Salah satu masa depan Pertamina selain produksi BBM karena ada tren mobil listrik mungkin 10 tahun ke depan akan menggantikan mobil BBM. Pahala menilai Pertamina juga perlu melakukan kemitraan dengan perusahaan dari negara lain dalam upaya menjadi salah satu produsen petrochemical terbesar di Asia. Pahala meyakini Pertamina memiliki kemampuan dalam mendukung pengembangan industri baterai kendaraan listrik yang terintegrasi.
Sebagai anggota konsorsium BUMN yang akan membentuk Indonesia Battery Corporation, Pahala mengatakan, aset utama Pertamina ialah SPBU dan aset lain. Pertamina juga memiliki anak usaha, Pertamina Power Indonesia, yang fokus pada energi baru terbarukan (EBT).
"(Industri baterai kendaraan listrik) Ini akan jadi game changer buat Indonesia masa depan dan kita punya kesempatan membangun industri yang terintegrasi, jangan sampai kesempatan emas ini terlewatkan," ungkap Pahala.
Pahala menilai pola kemitraan dengan negara lain juga menjadi upaya Indonesia menuju pemain rantai pasok kelas dunia. Selain diskusi dengan perusahaan kendaraan listrik asal AS, Tesla, kata Pahala, Indonesia juga masih membuka pintu kerja sama dengan produsen kendaraan listrik dunia, mulai dari China, Jepang, hingga Korea Selatan (Korsel). Menurut Pahala, kerja sama yang dilakukan Indonesia bisa saja terjadi terhadap banyak perusahaan luar negeri mengingat banyaknya potensi dalam setiap rantai pasok baterai kendaraan listrik, mulai dari pertambangan, pembuatan smelting, refinery, battery cell, motor, hingga recycling.

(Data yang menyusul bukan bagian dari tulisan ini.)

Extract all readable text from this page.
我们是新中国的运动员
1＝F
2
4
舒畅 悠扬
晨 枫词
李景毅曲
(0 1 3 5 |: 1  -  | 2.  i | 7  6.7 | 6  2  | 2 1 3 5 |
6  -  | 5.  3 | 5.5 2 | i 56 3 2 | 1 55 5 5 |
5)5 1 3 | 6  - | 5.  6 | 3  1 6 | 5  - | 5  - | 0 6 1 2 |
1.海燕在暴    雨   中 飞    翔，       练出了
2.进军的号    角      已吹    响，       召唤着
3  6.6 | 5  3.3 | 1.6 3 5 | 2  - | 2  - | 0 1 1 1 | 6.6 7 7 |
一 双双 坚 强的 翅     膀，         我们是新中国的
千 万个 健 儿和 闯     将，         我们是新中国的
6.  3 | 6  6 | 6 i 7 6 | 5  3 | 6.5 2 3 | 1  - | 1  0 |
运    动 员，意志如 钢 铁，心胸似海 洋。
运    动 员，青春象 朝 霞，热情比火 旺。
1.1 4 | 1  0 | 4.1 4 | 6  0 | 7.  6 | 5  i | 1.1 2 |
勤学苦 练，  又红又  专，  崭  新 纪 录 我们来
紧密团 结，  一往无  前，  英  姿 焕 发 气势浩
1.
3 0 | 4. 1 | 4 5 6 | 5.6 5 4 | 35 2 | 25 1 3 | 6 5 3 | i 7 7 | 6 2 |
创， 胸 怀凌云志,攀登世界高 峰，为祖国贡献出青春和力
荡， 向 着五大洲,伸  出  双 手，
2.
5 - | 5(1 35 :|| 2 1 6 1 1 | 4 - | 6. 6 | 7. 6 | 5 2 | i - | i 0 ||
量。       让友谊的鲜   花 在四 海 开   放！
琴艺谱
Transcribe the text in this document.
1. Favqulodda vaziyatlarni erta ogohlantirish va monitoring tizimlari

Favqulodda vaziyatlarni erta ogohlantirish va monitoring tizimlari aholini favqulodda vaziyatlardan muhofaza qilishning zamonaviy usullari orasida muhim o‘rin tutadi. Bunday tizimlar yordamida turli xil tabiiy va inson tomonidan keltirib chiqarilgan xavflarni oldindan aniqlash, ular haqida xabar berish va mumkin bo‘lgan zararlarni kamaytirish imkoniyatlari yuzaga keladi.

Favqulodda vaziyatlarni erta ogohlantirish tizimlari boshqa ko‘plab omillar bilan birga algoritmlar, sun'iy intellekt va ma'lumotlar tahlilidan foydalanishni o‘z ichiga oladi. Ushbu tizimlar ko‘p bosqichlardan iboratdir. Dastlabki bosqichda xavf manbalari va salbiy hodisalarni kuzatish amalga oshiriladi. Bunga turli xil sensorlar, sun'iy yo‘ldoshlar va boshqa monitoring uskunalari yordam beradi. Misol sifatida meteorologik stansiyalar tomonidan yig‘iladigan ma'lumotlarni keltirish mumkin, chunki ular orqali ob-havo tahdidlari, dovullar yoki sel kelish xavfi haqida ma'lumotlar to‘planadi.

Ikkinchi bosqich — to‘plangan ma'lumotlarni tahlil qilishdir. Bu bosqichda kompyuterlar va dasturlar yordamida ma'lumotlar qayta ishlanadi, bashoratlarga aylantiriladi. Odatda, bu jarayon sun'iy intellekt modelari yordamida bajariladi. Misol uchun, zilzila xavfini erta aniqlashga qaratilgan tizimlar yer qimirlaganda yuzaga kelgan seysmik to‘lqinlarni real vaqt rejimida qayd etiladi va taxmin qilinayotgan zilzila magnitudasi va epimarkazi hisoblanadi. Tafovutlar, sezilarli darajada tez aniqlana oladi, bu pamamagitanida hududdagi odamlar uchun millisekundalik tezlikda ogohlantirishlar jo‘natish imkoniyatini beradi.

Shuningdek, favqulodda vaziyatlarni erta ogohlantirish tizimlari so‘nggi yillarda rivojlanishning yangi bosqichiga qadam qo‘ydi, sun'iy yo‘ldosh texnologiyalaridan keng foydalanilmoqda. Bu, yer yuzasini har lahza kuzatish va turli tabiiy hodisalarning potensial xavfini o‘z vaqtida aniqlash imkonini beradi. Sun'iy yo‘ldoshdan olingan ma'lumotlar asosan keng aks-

"Bisa main (kerja sama) dengan Tesla misal di ujungnya, dengan yang lain di sisi lain, masih sangat awal, tentu kita buka kesempatan kepada semua bisa partisipasi, siapa yang beri value paling baik buat kita dan mereka bersedia bangun fasilitas yang end to end di Indonesia, itu yang kita undang," lanjut Pahala.
Pahala menyebut kendaraan motor merupakan kendaraan listrik yang lebih visibel untuk saat ini. Pahala mencontohkan produk motor listrik PT Wijaya Karya (Persero), Gesit, saat ini dibanderol dengan harga Rp 27 juta atau selisih Rp 7 juta dibandingkan rata-rata motor BBM. Pahala menilai harga Gesit dapat lebih murah dengan adanya dukungan dari berbagai kementerian dan lembaga berupa insentif dari sisi pajak motor, pelat nomor, hingga TKDN.